Всей силой страсти ненавидя их,
Всем пылом сердца родину любя,
Живой стеной мы защитим тебя
И боевых соратников твоих… —
это звучало вполне искренне. Давно прошло то время, когда мы не находили ответа на слова старших, что Сталин — человек мелкий по сравнению с вождями революции. Тех давно уже не было, и все чаще звучали слова: «Сталин — это Ленин сегодня».
— Он показал всем, что он — фигура, — сказал как-то даже Юра Меньшиков.
Нам, историкам, казалось, должна была быть ясна опасность таких славословий и обожествления одного лица. И подсознательно это, конечно, претило, но каждое его слова воспринималось как Евангелие. И ничего с этим нельзя было поделать. Наверное, мало кто из нас понимал, что многозначительность эта — ложная. Более того.
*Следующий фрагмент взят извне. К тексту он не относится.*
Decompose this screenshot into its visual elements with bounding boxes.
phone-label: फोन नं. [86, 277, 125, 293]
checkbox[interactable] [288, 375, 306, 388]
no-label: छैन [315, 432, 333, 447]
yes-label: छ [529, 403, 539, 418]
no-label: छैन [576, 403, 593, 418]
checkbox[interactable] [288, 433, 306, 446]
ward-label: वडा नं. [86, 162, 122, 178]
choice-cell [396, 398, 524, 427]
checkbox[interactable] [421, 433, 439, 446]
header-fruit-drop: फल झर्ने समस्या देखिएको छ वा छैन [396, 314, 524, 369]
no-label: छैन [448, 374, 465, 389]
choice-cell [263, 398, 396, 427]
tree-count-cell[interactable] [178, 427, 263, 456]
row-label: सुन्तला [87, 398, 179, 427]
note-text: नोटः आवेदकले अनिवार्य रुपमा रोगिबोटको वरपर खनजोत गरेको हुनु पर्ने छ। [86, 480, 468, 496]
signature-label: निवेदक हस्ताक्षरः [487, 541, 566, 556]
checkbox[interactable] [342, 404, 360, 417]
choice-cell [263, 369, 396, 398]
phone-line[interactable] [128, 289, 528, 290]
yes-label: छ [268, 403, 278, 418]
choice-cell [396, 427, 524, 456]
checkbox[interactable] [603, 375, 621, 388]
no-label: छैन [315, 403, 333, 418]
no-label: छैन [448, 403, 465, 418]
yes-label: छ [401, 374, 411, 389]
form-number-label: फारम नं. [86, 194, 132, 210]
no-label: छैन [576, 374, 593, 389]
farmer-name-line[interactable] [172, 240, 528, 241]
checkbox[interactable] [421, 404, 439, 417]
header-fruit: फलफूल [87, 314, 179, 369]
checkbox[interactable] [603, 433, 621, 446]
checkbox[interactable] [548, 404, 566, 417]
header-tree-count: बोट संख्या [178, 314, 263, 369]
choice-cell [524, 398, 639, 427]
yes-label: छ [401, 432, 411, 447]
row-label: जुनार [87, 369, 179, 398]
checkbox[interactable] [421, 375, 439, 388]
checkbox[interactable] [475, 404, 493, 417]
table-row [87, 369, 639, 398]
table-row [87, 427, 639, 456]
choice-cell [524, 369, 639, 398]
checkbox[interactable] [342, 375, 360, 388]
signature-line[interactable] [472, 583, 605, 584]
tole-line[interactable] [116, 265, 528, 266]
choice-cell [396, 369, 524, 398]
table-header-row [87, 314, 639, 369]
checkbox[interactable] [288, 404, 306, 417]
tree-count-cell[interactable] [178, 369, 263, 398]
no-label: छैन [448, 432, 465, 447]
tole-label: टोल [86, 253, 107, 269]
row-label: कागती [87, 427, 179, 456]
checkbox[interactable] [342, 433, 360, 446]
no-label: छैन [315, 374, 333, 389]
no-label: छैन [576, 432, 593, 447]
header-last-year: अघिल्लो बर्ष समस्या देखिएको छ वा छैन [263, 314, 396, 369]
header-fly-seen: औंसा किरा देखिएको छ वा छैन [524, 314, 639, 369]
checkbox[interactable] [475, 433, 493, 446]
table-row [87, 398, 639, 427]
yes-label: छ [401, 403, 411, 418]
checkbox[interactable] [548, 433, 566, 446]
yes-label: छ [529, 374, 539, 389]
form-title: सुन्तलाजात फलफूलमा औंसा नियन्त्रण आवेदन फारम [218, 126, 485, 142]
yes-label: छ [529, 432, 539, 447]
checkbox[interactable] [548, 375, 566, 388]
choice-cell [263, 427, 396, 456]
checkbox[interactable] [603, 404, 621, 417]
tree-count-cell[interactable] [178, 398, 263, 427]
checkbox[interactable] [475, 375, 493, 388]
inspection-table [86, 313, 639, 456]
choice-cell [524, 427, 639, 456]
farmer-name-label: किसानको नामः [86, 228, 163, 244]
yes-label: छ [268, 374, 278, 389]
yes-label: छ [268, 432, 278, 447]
Когда в 1938 году вышел «Краткий курс»[91], многим, кто, как я, учился раньше по другим учебникам истории партии, было ясно, что в этой книге много неправды.
— Как ты, историк, ее расцениваешь? — спросил дядя Костя.
— Отлично сделанная фальшивка, — ответил я.
Но сам был тогда уверен, что так надо, чтобы учили именно эту фальшивую историю партии. Я мог даже сказать Шуре Мипозу, что надо бы купить вот это новое роскошное издание «курса» — у меня такого нет. Шура, конечно, высмеял меня: он был много умнее. Более того. В тексте «курса» я находил целые куски из стенограмм профессора Минца, по которым еще в прошлом году готовился к экзаменам[92]. Стенограммы эти, конечно, исчезли. Но удивительнее всего, что и я их искренне забыл. И когда стали официально заявлять, что Сталин лично написал четвертую главу, а потом — что он написал весь «Краткий курс», мне это не показалось удивительным, хотя, по совести, я не думал и что Минц за год до выхода этой основополагающей книги списал все у Сталина. Просто назойливое повторение одного и того же дало свои плоды, оглупило нас.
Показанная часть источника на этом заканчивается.